一方で、軍事支援による複数の危機への対応には副作用も伴います。対中戦略競争の文脈では、東アジアの、とりわけ台湾情勢の不確実性が強調される傾向にありますが、米国の台湾への軍事支援とウクライナやイスラエルなどに対する支援は、両立し難いトレード・オフ関係にもなり得ます。例えば、近年議会で承認された台湾への売却兵器のうち、約192億ドル分の納入が遅れているとの試算もありますが、その品目の多くがウクライナの兵器需要と競合しています。また、台湾を含め広く使用される155mm砲弾も、ロシアによるウクライナ侵略とガザ地区紛争の影響により需要が高まっています。そのため、すでに最大稼働状態にあった米国の兵器生産ラインをさらに圧迫しているのです。米国製兵器の国際的な供給不足を受けて、国防省は2024年1月に『国家防衛産業戦略』を公表し、長期的な兵器生産キャパシティーの拡大や効率化などにより問題の改善を図るとしたものの、少なくとも短中期的には、多くの品目で供給不足が続くことが予想されます。

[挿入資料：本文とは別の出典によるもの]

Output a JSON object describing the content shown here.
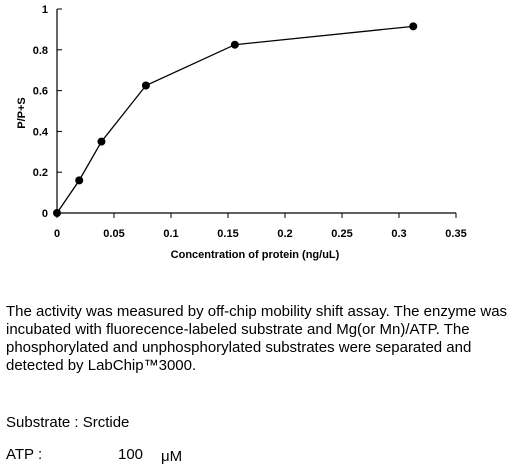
{
  "chart_data": {
    "type": "line",
    "title": "",
    "xlabel": "Concentration of protein (ng/uL)",
    "ylabel": "P/P+S",
    "xlim": [
      0,
      0.35
    ],
    "ylim": [
      0,
      1
    ],
    "x_ticks": [
      0,
      0.05,
      0.1,
      0.15,
      0.2,
      0.25,
      0.3,
      0.35
    ],
    "x_tick_labels": [
      "0",
      "0.05",
      "0.1",
      "0.15",
      "0.2",
      "0.25",
      "0.3",
      "0.35"
    ],
    "y_ticks": [
      0,
      0.2,
      0.4,
      0.6,
      0.8,
      1
    ],
    "y_tick_labels": [
      "0",
      "0.2",
      "0.4",
      "0.6",
      "0.8",
      "1"
    ],
    "grid": false,
    "legend": "none",
    "series": [
      {
        "x": [
          0,
          0.0195,
          0.039,
          0.078,
          0.156,
          0.3125
        ],
        "y": [
          0,
          0.16,
          0.35,
          0.625,
          0.825,
          0.915
        ]
      }
    ],
    "colors": {
      "line": "#000000",
      "marker": "#000000"
    }
  },
  "description": "The activity was measured by off-chip mobility shift assay. The enzyme was incubated with fluorecence-labeled  substrate and Mg(or Mn)/ATP. The phosphorylated and unphosphorylated substrates were separated and detected by LabChip™3000.",
  "substrate": {
    "label": "Substrate : Srctide"
  },
  "atp": {
    "label": "ATP :",
    "value": "100",
    "unit": "μM"
  }
}
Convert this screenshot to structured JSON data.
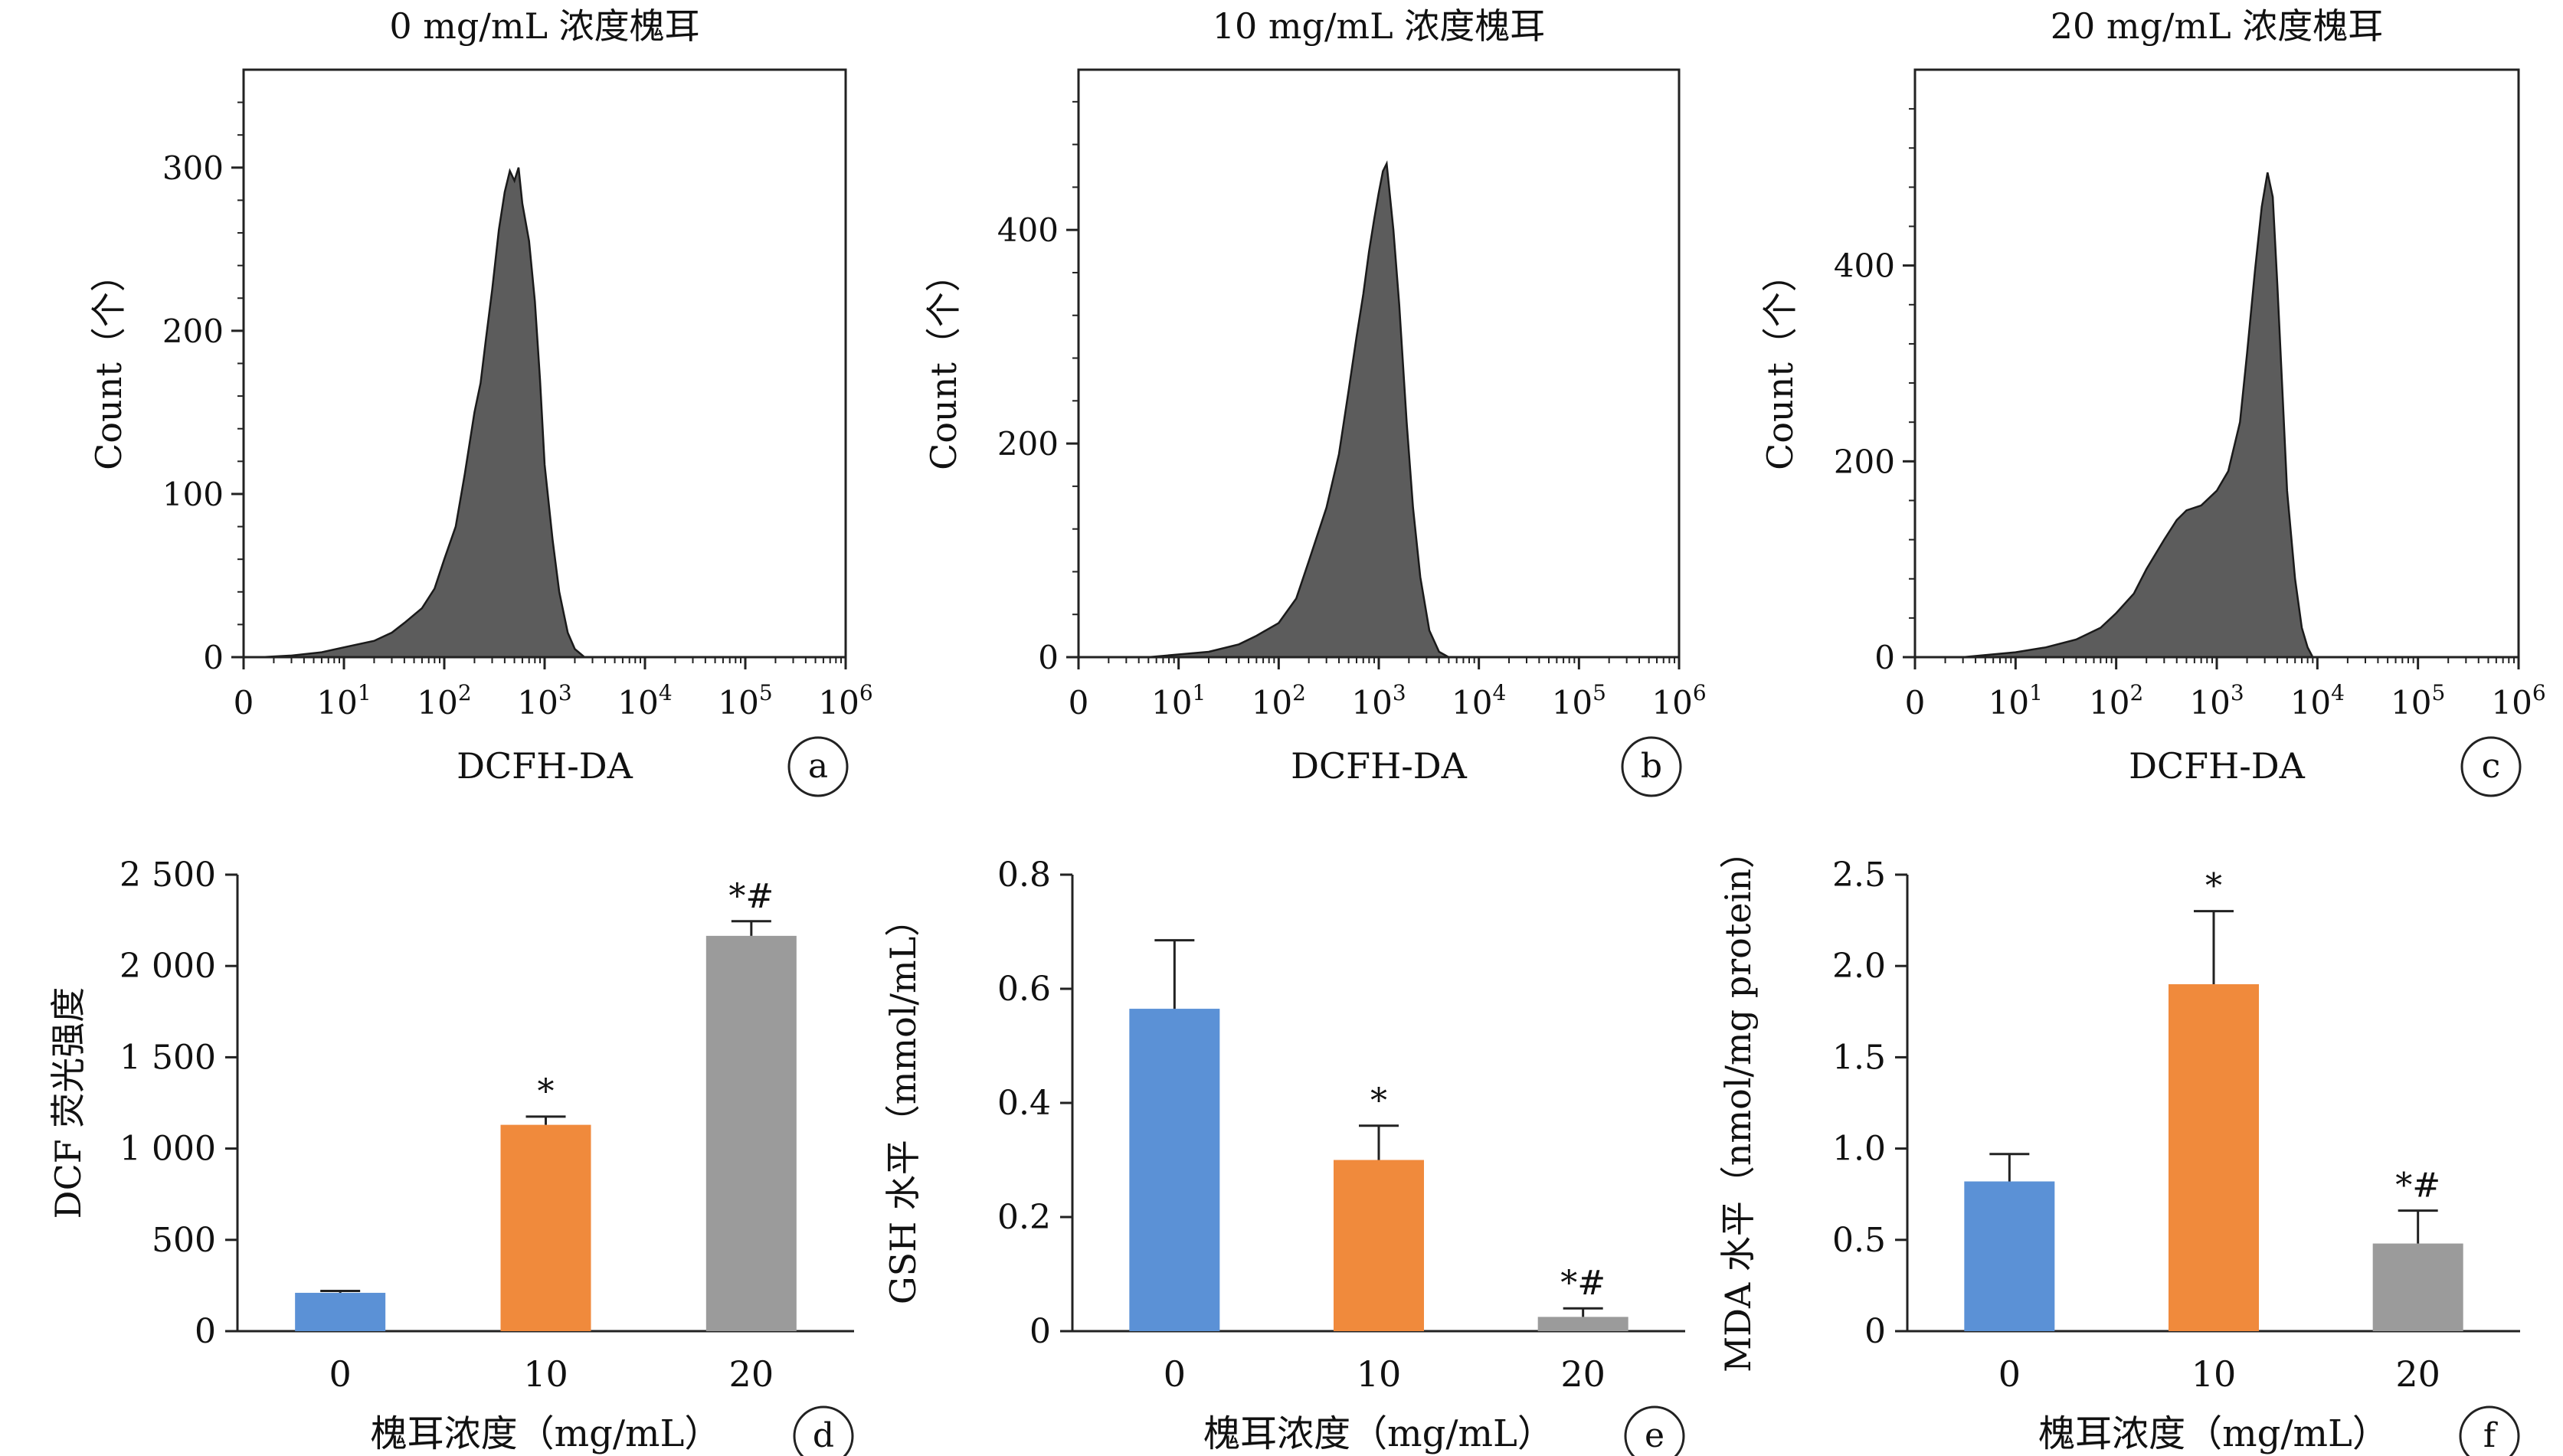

このように、米国は戦略上の優先順位を明確にする一方で、軍事支援を通じて欧州と中東への関与を継続しています。このこと自体は米国の決意への評判を高めることにつながりますが、最優先とするインド太平洋を含むその他地域において、脅威への対処に必要な能力をどのように行き渡らせ続けるのか。これは、1つの脅威の「打倒」を標榜する米軍の態勢に大きな課題を突き付けているとも言えます。米国が対中戦略競争とその他のリスクとの間にあるジレンマにどう向き合うのか、今後の対応が注目されます。
(注)本コラムは、研究者個人の立場から学術的な分析を述べたものであり、その内容は政府としての公式見解を示すものではありません。